Она целовала, обливая слезами, его руки, а он конфузливо прятал их в карманы.
— Успокойтесь... Да вы сядьте. Кара Захаровна... Кара Захаровна... не нужно этого... Э-эх... Ну, что...
— Родной мой... все... все буду делать... прислугой, судомойкой... стирать, смотреть за тобой... глаз не буду спускать... один ты у меня... Только за мной грех... не могу сказать... сейчас не могу... язык не повернется... Один ты... ведь один... не к кому больше... Пошлет господь деток от тебя... смотреть буду, изведусь вся, доглядеть буду... выращивать... Ваня!.. Одного тебя... давно люблю... не смела сказать... Ванюшка, не найдешь другую... как собака буду... потом все про себя расскажу...
Она ползала, целовала его колени, моча слезами.
Он с брезгливой жалостью отступал. Потом усадил на стул, откинул со лба волосы и заговорил, перебивая ее плач:
— Кара Захаровна, я — представитель пролетариата. Я придерживаюсь принципов. Жизнь моя обязана идти по руслу, как мое положение велит. А слово «пролетарий» — священное слово, Кара Захаровна. Из-за него люди идут в Сибирь и даже жизнь отдают, Кара Захаровна. Вы же замужем. Сами понимаете, был бы подлец, если бы сделал вас своей наложницей. Кабы не замужем, женился бы...
Кара все ниже и ниже клонила голову со сбившимся платочком, с пробором среди темных, густо сбегающих волос, и заглушеннее становились рыдания.
Он стоял над ней, глядел, как вздрагивает тоненькая, гибкая фигурка, такая беспомощная, просящая и отдающаяся в своей беспомощности.
«Эх, индюк, слюни распустил!..»
— Кара Захаровна!.. Карочка!.. Ну, родная... — И потянул ее гибко послушное тело.

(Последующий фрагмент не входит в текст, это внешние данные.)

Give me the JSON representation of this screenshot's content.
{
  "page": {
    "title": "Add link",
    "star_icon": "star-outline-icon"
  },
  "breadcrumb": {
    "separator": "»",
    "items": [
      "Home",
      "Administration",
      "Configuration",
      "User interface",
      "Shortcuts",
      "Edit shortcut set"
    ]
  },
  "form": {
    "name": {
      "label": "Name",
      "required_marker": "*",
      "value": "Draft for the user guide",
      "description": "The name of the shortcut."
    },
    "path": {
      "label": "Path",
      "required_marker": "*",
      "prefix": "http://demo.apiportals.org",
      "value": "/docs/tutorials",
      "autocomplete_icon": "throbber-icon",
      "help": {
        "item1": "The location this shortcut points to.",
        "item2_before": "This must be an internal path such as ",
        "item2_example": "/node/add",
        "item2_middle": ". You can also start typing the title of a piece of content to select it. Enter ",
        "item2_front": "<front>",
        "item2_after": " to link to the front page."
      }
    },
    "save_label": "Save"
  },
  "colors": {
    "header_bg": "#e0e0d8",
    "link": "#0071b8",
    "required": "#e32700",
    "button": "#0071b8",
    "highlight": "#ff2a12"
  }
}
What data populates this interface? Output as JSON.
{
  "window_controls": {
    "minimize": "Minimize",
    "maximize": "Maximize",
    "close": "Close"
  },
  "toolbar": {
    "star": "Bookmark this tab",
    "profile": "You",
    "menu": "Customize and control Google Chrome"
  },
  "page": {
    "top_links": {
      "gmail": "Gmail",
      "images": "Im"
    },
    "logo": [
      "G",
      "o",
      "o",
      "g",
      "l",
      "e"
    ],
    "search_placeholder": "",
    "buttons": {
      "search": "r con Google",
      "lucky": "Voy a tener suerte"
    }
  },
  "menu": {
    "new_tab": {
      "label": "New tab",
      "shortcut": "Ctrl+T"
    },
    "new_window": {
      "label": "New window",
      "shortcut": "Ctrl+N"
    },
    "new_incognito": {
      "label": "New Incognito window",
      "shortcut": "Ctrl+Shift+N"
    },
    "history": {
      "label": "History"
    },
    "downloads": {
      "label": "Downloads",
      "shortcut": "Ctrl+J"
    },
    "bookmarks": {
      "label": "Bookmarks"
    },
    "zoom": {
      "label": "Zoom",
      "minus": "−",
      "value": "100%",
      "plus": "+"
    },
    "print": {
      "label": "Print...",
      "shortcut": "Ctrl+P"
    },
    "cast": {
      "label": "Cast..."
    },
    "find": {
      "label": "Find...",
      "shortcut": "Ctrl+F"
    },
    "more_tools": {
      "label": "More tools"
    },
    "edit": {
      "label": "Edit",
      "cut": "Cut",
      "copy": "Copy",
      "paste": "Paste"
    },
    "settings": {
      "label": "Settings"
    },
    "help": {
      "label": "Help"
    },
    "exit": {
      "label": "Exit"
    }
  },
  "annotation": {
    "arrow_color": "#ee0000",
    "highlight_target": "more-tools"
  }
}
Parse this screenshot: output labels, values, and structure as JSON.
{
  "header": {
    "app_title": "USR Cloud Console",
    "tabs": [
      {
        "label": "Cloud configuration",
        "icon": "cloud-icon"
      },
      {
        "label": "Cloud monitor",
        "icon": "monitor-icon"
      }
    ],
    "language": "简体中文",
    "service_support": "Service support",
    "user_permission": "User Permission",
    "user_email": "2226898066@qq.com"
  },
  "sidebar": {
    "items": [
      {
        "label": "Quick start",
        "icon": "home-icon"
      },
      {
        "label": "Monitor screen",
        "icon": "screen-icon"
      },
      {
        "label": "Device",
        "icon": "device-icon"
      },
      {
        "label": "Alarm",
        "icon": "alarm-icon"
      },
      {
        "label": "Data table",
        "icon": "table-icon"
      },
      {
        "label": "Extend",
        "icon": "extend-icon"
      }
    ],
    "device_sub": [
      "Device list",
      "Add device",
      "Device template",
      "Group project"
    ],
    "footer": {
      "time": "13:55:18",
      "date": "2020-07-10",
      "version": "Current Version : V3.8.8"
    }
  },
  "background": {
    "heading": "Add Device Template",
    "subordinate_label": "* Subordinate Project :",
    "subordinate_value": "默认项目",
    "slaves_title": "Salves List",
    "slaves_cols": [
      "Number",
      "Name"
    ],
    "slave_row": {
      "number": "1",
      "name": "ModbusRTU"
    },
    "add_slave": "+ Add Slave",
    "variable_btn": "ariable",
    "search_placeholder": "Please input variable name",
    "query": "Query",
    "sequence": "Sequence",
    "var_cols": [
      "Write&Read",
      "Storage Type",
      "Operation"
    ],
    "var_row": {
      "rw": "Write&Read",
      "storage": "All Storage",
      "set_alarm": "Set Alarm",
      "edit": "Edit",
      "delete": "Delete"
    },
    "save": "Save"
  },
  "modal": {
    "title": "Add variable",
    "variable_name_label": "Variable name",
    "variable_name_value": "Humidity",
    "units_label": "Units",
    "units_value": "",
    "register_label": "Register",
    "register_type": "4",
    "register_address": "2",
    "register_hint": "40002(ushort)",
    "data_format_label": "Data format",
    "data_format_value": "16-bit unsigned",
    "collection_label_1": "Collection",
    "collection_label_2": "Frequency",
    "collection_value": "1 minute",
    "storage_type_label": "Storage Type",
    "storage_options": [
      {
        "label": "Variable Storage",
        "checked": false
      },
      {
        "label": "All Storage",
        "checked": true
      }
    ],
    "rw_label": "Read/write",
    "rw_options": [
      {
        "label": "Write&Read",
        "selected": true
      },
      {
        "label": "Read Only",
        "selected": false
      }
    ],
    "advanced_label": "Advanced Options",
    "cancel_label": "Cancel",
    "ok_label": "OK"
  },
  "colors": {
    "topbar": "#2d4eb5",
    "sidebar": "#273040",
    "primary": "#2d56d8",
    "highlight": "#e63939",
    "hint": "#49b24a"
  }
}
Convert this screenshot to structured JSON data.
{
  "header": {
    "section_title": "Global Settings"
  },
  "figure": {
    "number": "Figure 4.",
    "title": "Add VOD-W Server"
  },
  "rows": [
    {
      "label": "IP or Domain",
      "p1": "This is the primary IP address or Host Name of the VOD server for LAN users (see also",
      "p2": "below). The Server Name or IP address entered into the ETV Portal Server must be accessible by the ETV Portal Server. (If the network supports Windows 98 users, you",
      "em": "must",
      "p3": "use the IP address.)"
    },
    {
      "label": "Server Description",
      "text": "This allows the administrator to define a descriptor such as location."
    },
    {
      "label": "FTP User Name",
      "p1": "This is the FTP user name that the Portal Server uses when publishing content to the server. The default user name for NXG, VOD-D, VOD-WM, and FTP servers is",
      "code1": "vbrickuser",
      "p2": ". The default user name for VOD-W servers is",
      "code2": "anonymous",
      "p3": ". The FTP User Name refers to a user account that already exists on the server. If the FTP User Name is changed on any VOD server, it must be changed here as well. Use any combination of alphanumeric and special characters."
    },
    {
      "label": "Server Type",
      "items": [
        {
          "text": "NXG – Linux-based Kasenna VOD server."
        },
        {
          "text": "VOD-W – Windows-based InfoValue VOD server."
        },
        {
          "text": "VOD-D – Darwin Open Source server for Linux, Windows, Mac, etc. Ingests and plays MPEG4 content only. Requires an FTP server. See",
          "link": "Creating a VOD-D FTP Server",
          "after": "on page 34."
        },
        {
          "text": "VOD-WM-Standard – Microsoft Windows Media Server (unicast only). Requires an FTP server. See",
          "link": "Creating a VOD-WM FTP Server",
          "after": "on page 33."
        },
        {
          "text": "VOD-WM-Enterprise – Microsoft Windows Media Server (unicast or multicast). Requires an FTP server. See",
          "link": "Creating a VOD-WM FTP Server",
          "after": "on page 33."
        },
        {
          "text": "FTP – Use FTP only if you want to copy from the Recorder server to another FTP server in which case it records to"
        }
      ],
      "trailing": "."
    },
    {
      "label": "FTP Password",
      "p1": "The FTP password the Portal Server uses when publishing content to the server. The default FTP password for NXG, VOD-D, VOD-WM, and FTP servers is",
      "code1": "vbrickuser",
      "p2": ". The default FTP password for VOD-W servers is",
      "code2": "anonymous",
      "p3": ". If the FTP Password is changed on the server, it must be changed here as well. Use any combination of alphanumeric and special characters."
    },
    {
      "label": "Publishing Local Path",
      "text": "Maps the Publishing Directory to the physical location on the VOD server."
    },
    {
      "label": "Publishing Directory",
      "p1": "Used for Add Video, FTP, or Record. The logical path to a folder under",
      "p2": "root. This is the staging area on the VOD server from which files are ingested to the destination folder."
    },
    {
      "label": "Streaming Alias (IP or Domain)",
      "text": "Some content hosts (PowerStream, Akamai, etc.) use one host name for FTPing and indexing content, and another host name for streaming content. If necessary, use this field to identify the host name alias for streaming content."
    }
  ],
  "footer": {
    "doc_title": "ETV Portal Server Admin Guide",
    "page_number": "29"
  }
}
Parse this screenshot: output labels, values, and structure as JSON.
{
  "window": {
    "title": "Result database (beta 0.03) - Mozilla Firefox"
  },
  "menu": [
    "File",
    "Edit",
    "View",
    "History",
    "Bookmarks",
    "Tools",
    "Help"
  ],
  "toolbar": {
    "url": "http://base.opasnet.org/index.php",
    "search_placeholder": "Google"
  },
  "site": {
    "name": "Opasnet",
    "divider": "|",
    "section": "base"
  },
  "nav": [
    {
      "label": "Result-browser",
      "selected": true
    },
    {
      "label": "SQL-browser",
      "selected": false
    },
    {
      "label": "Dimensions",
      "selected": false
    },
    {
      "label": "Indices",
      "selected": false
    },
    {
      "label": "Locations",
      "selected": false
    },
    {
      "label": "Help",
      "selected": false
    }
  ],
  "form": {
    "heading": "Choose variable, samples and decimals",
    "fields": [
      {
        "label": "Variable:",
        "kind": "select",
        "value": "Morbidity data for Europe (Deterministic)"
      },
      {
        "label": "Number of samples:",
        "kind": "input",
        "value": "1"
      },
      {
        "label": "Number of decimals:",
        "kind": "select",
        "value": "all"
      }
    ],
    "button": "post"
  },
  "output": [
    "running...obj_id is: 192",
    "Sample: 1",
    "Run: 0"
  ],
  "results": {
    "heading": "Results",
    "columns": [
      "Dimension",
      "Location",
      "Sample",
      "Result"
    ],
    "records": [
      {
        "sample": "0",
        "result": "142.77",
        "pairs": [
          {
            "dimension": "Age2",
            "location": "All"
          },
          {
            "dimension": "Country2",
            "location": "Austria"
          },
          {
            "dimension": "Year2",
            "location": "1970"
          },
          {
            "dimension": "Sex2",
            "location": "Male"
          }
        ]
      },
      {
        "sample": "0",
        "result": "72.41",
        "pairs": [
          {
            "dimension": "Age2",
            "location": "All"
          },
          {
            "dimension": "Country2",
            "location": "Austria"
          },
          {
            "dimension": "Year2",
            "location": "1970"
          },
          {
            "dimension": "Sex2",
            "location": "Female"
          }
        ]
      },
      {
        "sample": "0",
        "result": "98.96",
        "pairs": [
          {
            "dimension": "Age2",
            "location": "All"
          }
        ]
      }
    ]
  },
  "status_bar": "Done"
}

Она подняла голову, и на него глянуло лицо с опустившимися углами рта, с дергающимися губами, которые она все пыталась и не могла закусить, помертвелое, заплаканное лицо женщины, на котором — неудовлетворенное материнство и измученность.
И опять холодность и брезгливая жалость охватили.
— Ну, будет... довольно... надо же успокоиться...
Она надвинула на глаза платочек и, не сказав ни слова, вышла.
Все тот же неоглядный палимый простор. Далеким маревом облеглась степь и без границ потонула.
Без конца тощий, пыльный, не скрывающий иссохшую землю корявый полынок, небритые щетинистые жнивья или постаревшие, усталые пашни, все свои родящие силы отдававшие урожаю.
Горячий степной ветерок звенит играя. Прихватит насмешливо пыль и соломинки по дороге и побежит, тонко и серо крутясь. Туда нельзя бросать нож — брызнет кровь. Или высоко, до самого неба, вздыбит черный столб, и ходит он, далекий и смутный, напоминая пожар, пока не рассеется.
Ветер бежит, играя, все в одну сторону, а облака, ослепительно белые, с серыми пушистыми брюшками, странно бегут в другую сторону, и внизу вместе с ними бегут их плоско-изменчивые тени.
Далекой прерывистой черточкой тянутся волы и возы с хлебом на тока.
Нескончаемым и странным караваном мерно ступают друг за дружкой, взрывая пыль, верблюды, запряженные в двуколки. Огромные, в рост человека, колеса все покрывают раздирающим скрипом, и горбы свешиваются на стороны, как опорожненные мешки. На степную ярмарку везут товар, и пыль плывет за ними.